The Eugene Ballet‘s world premiere of Toni Pimble’s The Snow Queen earlier this year got good reviews. But dance is an ephemeral art, and from my berth in New York, Eugene OR feels like a distant corner of the country. Fortunately we have Kenji Bunch’s score on a two-CD set from innova Recordings. Brian McWhorter conducted Orchestra Next on the recording as he did for the production, and the magical music stands strongly on its own.
Suggestive and even programmatic themes and sounds sustain the score, yet the music, on Disc 1 in particular, is nearly as enjoyable, and just as intriguing, if you listen without the names of the segments in mind (“The Snow Queen’s Dance,” “Gerda Mourns,” “Gypsy Camp,” and so on.) The score tells vibrant stories all on its own.
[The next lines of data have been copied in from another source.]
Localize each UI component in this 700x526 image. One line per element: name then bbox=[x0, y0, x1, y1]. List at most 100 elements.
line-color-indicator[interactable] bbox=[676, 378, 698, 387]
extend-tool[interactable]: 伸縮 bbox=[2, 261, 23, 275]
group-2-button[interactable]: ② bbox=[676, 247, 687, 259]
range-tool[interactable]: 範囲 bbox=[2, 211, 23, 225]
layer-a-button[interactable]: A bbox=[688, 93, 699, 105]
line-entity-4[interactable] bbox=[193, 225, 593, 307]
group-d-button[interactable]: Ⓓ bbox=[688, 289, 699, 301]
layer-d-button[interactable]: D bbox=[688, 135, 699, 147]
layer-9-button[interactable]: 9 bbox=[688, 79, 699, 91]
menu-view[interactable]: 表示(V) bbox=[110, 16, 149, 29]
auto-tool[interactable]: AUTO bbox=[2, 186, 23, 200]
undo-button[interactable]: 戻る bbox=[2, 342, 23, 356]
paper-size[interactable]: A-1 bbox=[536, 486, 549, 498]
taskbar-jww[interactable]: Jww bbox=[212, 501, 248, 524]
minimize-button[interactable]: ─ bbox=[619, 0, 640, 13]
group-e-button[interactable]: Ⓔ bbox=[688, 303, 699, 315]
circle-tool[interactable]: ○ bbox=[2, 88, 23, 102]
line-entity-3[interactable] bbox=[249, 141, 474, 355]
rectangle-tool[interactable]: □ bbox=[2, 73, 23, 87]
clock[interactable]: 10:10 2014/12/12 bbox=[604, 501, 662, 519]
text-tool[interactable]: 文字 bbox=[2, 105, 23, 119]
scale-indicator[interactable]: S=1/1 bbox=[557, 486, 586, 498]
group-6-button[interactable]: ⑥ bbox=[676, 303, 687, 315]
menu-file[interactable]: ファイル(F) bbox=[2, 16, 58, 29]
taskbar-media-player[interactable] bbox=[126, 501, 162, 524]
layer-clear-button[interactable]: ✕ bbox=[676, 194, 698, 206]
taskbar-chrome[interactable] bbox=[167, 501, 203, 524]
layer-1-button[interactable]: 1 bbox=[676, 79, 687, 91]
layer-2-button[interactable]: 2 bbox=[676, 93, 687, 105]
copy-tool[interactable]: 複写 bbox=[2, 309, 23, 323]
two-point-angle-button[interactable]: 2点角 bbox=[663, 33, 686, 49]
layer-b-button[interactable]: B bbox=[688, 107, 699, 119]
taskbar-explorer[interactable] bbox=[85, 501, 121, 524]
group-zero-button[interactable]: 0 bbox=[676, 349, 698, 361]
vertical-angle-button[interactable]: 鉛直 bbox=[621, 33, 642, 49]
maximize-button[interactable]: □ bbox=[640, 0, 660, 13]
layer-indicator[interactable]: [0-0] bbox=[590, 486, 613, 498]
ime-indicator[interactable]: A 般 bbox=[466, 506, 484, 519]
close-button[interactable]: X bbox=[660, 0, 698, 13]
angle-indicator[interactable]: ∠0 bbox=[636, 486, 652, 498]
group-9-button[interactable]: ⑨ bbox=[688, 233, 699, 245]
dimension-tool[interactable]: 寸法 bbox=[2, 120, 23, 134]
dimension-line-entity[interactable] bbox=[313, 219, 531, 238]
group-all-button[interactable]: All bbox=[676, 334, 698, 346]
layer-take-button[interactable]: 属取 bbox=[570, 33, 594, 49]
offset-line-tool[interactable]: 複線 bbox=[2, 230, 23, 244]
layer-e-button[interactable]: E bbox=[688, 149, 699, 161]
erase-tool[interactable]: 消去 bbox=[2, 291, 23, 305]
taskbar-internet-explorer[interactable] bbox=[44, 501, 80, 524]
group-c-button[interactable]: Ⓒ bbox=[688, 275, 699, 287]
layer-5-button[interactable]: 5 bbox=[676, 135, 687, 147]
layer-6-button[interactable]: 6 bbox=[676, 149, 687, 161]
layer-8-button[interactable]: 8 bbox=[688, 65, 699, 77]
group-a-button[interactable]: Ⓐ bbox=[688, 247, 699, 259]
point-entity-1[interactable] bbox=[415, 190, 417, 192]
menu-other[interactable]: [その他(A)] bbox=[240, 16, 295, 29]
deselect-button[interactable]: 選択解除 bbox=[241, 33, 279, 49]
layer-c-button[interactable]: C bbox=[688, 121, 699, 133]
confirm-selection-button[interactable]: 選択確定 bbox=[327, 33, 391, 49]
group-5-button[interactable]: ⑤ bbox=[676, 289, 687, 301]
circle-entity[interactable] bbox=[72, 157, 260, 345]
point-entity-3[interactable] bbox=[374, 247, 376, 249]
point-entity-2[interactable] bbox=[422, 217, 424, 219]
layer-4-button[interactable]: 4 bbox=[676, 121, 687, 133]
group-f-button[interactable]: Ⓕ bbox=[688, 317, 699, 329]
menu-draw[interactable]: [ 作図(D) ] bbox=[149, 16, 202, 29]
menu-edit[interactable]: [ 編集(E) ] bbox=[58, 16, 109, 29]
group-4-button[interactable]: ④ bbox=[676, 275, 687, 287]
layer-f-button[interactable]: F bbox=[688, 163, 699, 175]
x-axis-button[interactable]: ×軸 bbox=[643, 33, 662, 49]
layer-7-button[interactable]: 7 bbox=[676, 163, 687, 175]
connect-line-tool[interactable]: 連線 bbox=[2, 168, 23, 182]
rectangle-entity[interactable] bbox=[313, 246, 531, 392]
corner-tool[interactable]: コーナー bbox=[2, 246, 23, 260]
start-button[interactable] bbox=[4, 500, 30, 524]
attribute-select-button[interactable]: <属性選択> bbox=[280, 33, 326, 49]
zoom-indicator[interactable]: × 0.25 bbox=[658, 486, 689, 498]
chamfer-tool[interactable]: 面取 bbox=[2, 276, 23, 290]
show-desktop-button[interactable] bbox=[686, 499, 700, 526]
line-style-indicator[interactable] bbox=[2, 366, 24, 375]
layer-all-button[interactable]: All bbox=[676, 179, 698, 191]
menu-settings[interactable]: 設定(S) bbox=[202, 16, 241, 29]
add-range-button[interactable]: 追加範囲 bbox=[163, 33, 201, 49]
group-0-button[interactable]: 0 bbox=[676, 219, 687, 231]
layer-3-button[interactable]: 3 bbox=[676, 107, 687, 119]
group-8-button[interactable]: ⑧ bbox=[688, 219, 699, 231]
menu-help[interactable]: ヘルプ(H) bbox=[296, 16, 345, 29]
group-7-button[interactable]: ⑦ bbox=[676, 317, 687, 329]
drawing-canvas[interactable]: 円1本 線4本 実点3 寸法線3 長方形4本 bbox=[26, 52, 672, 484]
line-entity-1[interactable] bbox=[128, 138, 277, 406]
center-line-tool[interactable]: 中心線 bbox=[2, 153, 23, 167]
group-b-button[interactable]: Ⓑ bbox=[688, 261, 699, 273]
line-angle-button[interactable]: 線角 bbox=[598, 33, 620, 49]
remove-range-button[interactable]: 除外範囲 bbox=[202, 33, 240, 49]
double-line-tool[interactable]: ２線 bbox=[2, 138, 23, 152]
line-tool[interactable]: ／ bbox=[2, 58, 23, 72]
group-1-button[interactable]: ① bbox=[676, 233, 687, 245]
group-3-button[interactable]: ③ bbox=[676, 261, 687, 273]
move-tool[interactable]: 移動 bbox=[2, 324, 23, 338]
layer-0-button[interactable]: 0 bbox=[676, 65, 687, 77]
Bunch cites the big names in ballet music as inspirations, from Ravel to Tchaikovsky and the other great Russian composers; and in piece after piece he achieves effects those progenitors would recognize and respect. He combines a modernist vocabulary with flourishes of the romantic, with little trace of the avant-garde; old-fashioned ears will drink this music in. Still it’s unpredictable enough to delight those who yearn for something new and original.
That said, Disc 2 plays as something of a disappointment after the excitement and variety of Disc 1. No doubt the story arc helped dictate tempos and moods. But one who hasn’t seen the ballet – an updated and gender-reversed version of the Hans Christian Andersen tale upon which the hit movie Frozen was also loosely based – gets the impression most of the action takes place in the first act.
Nevertheless Bunch succeeds masterfully in depicting the themes of friendship and heroism, along with what he describes as the Snow Queen’s “cold, clinical, icy realm.” And when you do look at the titles of the individual pieces, it’s not at all hard to imagine the scenes: a heart turning to ice, the dance of the flowers, the arrival of the crows, the Robber Girl, returning to the Snow Queen’s palace, etc., concluding with heroic Gerda thawing her dear friend Kay’s heart. This suite is full of heart and likely to move yours, and while it might make you wish you could see the ballet, it won’t leave you frozen.